Tuesday, October 01, 2013

Selfish Me

As most of you know, this blog started as a way for me to keep my friends and family updated about my pregnancy.

Then it turned into a way for me to keep my friends and family updated on Addie - since it wasn't something that I could freely talk about.

Then it turned into my therapy and my desire for others to know that having a child with special needs is a much greater gift than anyone could ever imagine.
It is a ton of hard work, a whole lot of fighting, a few tears, endless days of bragging about each little bit of cherished progress and in my case, it's also about vats of M&M's and chocolate milk.

I love writing about my children.
I love proving every doctor and therapist wrong who told me that I should have zero expectations from Addie. 
One in particular has no idea how many times a week the words, she will "never walk, never talk and never function like a normal child" runs through my mind.

I am not bitter and I do not dwell on any negative thing.

I try my best to be a positive person, and there are days when that just can't happen - and some of you have seen that side of me.
I have my moments where my inner crazy comes out, everything rubs me the wrong way and unfortunately, there are the days when the people I respect and care about the most - get the brunt of it all.  

This blog is my therapy and there are times when I think it is just my personal diary and I am selfish and I talk about random, stupid things that only my brain seems to find humor or understanding in.

Then there are days when I realize that it reaches far beyond the edges of my psychotic little brain, days when I have an email from someone thanking me for giving them hope.
How incredibly humbling 
and
it brings my life to a momentary halt because all the hard times come flooding back and I realize that others are now walking in my shoes.

That is when I am so thankful, so incredibly thankful that in the midst of my very selfish acts, I can provide that one little piece of hope to someone else.

Hope is what I would cling to each second after Addie's birth - and six years later - I am still clinging to it.

Hope that she has the best possible life that I can provide for her - with the support of your love and your acceptance of Addie.

It is amazing how one little kind word, one hug, one "thank you" means more to me than all the M&M's and chocolate milk housed within the continental United States.

....and for that, I thank YOU for being here for me in my self absorbed, selfish shell that I sometimes find myself.

4 comments:

Anonymous said...

Well.

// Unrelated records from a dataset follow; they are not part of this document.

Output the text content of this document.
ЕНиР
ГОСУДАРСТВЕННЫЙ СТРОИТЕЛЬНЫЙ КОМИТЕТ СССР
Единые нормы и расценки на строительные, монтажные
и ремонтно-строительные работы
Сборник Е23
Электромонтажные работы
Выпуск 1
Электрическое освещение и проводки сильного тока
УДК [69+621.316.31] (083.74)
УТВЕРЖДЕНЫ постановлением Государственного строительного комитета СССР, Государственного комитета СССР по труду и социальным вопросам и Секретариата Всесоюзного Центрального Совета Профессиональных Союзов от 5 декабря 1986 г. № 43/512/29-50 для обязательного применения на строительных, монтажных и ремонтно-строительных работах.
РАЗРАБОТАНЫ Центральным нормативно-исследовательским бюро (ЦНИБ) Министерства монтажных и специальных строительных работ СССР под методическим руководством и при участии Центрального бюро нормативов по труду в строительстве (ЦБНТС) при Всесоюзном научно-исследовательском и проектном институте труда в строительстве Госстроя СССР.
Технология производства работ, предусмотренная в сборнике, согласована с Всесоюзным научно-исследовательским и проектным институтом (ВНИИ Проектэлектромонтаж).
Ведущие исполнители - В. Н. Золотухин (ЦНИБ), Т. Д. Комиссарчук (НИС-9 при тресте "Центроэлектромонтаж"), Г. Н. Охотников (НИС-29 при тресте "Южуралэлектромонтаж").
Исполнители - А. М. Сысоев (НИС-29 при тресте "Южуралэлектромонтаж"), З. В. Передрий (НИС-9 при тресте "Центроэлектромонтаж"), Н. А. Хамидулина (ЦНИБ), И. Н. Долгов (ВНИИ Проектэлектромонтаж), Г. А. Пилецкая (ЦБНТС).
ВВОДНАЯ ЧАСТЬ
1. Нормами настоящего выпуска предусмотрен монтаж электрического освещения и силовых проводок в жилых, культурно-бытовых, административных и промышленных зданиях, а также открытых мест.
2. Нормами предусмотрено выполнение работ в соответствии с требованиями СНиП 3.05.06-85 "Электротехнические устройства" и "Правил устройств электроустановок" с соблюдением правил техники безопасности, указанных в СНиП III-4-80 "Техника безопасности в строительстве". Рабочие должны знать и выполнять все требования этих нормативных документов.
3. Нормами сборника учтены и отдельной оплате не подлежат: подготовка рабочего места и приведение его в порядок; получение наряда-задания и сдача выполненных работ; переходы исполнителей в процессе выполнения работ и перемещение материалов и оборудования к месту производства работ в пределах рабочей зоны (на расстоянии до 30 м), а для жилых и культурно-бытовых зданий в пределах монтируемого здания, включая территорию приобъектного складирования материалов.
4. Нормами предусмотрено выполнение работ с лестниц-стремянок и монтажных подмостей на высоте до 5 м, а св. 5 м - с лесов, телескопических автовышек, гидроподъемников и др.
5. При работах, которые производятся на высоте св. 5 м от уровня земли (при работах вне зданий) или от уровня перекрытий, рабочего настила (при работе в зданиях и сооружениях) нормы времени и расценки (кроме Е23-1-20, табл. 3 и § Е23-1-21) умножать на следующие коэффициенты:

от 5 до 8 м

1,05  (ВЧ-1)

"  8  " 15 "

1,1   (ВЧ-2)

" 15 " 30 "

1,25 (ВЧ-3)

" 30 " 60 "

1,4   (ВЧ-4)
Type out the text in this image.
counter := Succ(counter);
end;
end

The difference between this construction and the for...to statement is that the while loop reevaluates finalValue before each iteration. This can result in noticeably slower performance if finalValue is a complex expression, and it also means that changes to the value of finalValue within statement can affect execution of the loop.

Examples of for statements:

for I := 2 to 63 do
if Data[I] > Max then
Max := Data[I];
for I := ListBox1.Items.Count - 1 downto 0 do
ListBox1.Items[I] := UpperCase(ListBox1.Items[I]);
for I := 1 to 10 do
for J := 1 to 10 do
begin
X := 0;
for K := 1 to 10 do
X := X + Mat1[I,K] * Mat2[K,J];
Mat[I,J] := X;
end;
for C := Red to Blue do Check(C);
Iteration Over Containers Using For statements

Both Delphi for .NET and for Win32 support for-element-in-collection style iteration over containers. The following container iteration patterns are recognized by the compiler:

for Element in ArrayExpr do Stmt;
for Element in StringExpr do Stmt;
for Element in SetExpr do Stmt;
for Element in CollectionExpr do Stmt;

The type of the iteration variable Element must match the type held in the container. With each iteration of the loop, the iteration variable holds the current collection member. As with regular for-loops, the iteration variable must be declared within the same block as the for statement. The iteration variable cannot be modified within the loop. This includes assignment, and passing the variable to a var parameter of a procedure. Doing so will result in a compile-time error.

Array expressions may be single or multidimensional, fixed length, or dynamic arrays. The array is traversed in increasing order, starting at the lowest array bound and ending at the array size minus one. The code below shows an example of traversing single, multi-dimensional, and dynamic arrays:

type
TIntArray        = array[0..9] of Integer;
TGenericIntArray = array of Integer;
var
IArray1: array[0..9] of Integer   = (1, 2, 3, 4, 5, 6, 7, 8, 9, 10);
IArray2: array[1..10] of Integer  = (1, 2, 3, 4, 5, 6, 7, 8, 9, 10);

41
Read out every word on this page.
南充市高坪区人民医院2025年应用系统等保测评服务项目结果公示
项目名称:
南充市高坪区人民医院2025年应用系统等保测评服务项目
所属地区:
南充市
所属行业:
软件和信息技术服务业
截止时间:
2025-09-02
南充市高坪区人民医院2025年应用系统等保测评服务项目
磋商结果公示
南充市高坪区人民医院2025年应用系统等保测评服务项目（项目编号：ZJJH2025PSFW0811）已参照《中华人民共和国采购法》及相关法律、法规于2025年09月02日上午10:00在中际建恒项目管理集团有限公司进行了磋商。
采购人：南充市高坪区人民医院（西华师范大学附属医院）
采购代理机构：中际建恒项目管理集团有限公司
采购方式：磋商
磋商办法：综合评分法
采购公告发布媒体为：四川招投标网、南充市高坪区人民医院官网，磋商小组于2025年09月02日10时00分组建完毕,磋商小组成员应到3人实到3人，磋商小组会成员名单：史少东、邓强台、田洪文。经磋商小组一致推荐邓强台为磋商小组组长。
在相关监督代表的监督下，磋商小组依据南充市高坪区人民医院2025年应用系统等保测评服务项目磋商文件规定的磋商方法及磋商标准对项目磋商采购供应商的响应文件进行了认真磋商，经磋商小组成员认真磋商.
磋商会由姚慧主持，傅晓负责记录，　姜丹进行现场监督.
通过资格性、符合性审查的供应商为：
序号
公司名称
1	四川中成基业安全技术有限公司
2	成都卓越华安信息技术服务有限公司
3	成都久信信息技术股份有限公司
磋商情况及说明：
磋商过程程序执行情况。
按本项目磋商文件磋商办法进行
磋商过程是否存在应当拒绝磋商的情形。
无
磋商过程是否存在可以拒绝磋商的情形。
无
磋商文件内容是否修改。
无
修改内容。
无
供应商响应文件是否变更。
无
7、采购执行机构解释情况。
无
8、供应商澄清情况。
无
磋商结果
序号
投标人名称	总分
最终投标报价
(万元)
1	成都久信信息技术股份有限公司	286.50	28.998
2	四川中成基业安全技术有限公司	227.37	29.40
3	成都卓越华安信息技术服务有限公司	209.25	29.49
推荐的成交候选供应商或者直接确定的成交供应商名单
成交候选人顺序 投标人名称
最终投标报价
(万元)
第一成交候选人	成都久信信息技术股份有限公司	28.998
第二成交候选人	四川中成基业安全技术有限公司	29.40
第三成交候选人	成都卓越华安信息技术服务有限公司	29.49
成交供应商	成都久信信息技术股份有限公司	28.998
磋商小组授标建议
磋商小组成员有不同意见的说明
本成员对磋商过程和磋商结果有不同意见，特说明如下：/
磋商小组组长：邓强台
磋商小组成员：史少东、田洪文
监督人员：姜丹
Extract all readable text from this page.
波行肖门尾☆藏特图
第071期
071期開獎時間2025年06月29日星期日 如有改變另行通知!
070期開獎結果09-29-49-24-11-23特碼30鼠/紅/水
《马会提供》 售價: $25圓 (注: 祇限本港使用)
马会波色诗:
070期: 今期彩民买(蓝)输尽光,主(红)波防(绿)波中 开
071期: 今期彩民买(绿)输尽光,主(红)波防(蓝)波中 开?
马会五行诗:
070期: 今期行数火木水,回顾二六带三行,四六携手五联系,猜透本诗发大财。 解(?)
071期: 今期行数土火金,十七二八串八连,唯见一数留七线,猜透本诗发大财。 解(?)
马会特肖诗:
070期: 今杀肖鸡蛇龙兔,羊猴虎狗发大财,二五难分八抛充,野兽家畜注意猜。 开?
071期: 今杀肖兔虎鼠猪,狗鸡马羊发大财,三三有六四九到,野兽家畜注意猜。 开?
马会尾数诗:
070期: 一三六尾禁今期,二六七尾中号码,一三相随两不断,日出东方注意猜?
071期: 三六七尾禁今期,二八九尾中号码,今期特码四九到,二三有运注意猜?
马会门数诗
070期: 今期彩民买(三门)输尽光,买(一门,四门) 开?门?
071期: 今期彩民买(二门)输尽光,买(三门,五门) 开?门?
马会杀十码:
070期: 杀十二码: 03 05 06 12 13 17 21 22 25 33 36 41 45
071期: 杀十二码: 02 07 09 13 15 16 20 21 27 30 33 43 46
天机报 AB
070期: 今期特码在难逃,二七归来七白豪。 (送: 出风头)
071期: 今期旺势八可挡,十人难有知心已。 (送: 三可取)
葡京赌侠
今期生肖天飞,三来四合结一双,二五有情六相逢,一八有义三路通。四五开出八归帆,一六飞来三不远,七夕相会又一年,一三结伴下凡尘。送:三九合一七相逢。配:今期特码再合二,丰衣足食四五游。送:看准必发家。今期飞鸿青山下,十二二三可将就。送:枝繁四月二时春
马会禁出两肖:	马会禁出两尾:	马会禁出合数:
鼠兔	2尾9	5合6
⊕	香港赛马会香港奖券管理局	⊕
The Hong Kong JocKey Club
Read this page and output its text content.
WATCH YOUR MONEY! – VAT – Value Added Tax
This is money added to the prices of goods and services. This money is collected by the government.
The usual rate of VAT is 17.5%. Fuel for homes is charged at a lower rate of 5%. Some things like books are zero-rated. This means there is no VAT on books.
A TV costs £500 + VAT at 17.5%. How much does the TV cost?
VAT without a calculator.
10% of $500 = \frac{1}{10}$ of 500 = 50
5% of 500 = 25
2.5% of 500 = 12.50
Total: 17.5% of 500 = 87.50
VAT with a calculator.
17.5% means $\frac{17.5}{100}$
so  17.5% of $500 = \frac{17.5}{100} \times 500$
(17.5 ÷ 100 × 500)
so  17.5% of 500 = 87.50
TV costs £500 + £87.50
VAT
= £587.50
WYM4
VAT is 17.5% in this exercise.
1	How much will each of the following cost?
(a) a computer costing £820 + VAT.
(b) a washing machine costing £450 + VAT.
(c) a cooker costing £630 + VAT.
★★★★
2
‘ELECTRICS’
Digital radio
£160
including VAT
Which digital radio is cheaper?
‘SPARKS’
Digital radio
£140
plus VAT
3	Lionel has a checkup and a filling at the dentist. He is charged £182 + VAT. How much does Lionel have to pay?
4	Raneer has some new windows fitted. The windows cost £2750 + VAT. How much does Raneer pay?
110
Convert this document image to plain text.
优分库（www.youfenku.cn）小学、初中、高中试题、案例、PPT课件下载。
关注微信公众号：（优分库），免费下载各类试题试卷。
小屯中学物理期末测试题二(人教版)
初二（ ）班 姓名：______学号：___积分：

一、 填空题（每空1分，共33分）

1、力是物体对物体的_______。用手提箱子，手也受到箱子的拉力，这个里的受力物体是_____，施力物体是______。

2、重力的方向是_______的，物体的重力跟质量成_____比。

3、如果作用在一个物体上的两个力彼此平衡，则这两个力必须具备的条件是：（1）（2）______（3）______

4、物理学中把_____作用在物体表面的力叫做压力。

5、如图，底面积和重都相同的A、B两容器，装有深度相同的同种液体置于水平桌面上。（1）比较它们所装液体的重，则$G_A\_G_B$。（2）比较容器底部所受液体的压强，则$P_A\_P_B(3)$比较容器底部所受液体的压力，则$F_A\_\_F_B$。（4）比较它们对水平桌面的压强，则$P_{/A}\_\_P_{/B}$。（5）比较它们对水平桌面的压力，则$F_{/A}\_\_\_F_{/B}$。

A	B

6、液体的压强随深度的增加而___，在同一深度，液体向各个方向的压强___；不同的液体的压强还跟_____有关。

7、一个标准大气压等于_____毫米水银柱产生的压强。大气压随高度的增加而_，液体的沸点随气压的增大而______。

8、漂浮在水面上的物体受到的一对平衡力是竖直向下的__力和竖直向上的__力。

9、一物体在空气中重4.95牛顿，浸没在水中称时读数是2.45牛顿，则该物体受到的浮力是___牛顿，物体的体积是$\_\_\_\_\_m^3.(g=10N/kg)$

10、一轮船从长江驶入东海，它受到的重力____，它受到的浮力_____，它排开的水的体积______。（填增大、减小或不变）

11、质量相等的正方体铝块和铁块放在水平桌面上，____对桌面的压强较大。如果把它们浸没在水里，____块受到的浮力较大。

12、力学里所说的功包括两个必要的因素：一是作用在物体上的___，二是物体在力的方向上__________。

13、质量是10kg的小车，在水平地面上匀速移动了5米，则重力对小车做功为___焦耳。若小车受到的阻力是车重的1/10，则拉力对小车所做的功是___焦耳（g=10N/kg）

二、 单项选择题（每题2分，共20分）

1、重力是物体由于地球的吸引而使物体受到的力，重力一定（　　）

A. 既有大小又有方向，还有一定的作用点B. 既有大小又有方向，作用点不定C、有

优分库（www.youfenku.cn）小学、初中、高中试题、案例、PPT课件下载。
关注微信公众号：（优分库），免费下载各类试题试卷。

This finally got me writing.
From Sweden!!!
Ever heard of our little european country?:)
Your blog is fantastic!!
XXX Another mother who blogs for others to understand..
In swedish though;)

Suzette
www.suziettan.blogg.se

JEANIA said...

Jennifer-
THANK YOU, THANK YOU, THANK YOU for your blog! I honestly dont know how I would have made it the past year after my daughter's diagnosis w/o frequently reading your posts. You have provided me with so much HOPE for my daughter's future! You are truly an amazing writer and I believe God directed me to your blog because HE knew I needed your encouragement. Thanks for sharing your life with us -- You really are making a difference!

jennohara said...

Jenn,
YOU are the reason I started my blog. I wanted to do what you did for me. I clung onto your words, and they gave me hope for Hanna.
You are my mentor. I love every single post you publish...every ounce of Addie pa Taddie, and everything in between. (including you're funny, silly moments!)
This place is my most favourite place to visit, and I do genuinely THANK YOU...
for everything.

mia said...

I've been a reader for awhile. I found your site sort of by accident, then got hooked. It's very inspiring. I have two preemies, now big boys, who I've blogged about since day one. Please stop by if you get a chance.